Dies ist umso wichtiger, als etwa die Konflikte in der Ukraine und im Nahen Osten kaum ohne Beteiligung Moskaus gelöst werden können – nicht zuletzt angesichts der aktuellen Zurückhaltung der USA bei der Lösung von Konflikten in aller Welt und bei der Suche nach für alle Beteiligten akzeptablen Nachkriegsordnungen. Anders ausgedrückt: Russland hat mit seiner entschlossenen, interessengeleiteten Außenpolitik den zögerlich agierenden Westen vor vollendete Tatsachen gestellt. Und mit seinem Vetorecht im Sicherheitsrat der Vereinten Nationen hat der Kreml einen weiteren Trumpf im Ärmel.
Mit einer Stimme sprechen
Gerade deshalb muss Moskau aber auch Teil der Problemlösung sein.
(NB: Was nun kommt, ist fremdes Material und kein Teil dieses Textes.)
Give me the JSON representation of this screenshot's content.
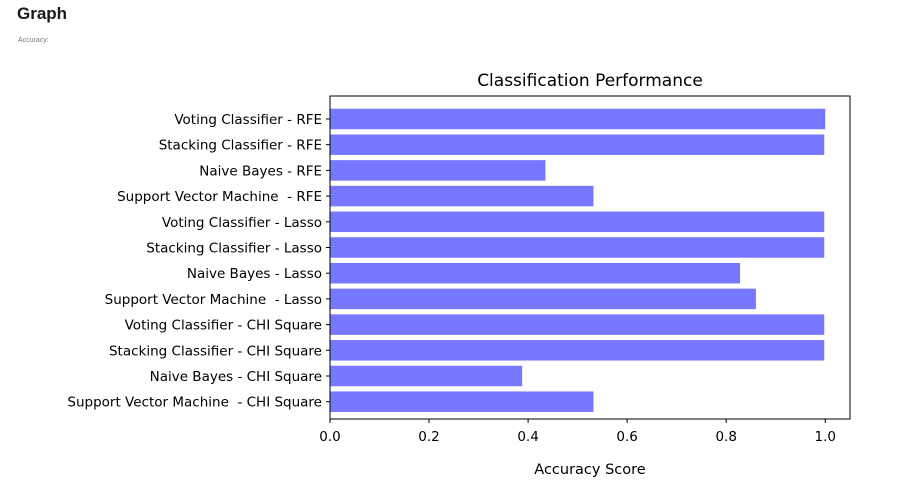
{
  "page": {
    "heading": "Graph",
    "subheading": "Accuracy:"
  },
  "chart_data": {
    "type": "bar",
    "orientation": "horizontal",
    "title": "Classification Performance",
    "xlabel": "Accuracy Score",
    "ylabel": "",
    "xlim": [
      0,
      1.05
    ],
    "xticks": [
      "0.0",
      "0.2",
      "0.4",
      "0.6",
      "0.8",
      "1.0"
    ],
    "bar_color": "#7777ff",
    "grid": false,
    "categories": [
      "Voting Classifier - RFE",
      "Stacking Classifier - RFE",
      "Naive Bayes - RFE",
      "Support Vector Machine  - RFE",
      "Voting Classifier - Lasso",
      "Stacking Classifier - Lasso",
      "Naive Bayes - Lasso",
      "Support Vector Machine  - Lasso",
      "Voting Classifier - CHI Square",
      "Stacking Classifier - CHI Square",
      "Naive Bayes - CHI Square",
      "Support Vector Machine  - CHI Square"
    ],
    "values": [
      1.0,
      0.998,
      0.435,
      0.532,
      0.998,
      0.998,
      0.828,
      0.86,
      0.998,
      0.998,
      0.388,
      0.532
    ]
  }
}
Und genau deshalb ist es so wichtig, dass die neue Bundesregierung ihre eigenen Interessen klar formuliert und kommuniziert, dass sie sich klare außenpolitische Ziele setzt und sich dann mit den anderen EU-Mitgliedstaaten auf gemeinsame außen- und sicherheitspolitische Positionen einigt. Zweifellos eine schwierige Aufgabe, aber erst wenn dies gelingt, kann die EU mit einer Stimme sprechen und auch zu außenpolitischen Themen in einen konstruktiven Dialog mit Moskau treten, der zur Lösung der immer zahlreicheren Konflikte in der Welt so dringend geboten wäre. Damit hätte die nächste Bundesregierung bewiesen, dass sie den Wunsch der Bürger nach mehr außenpolitischer Klarheit ernst nimmt.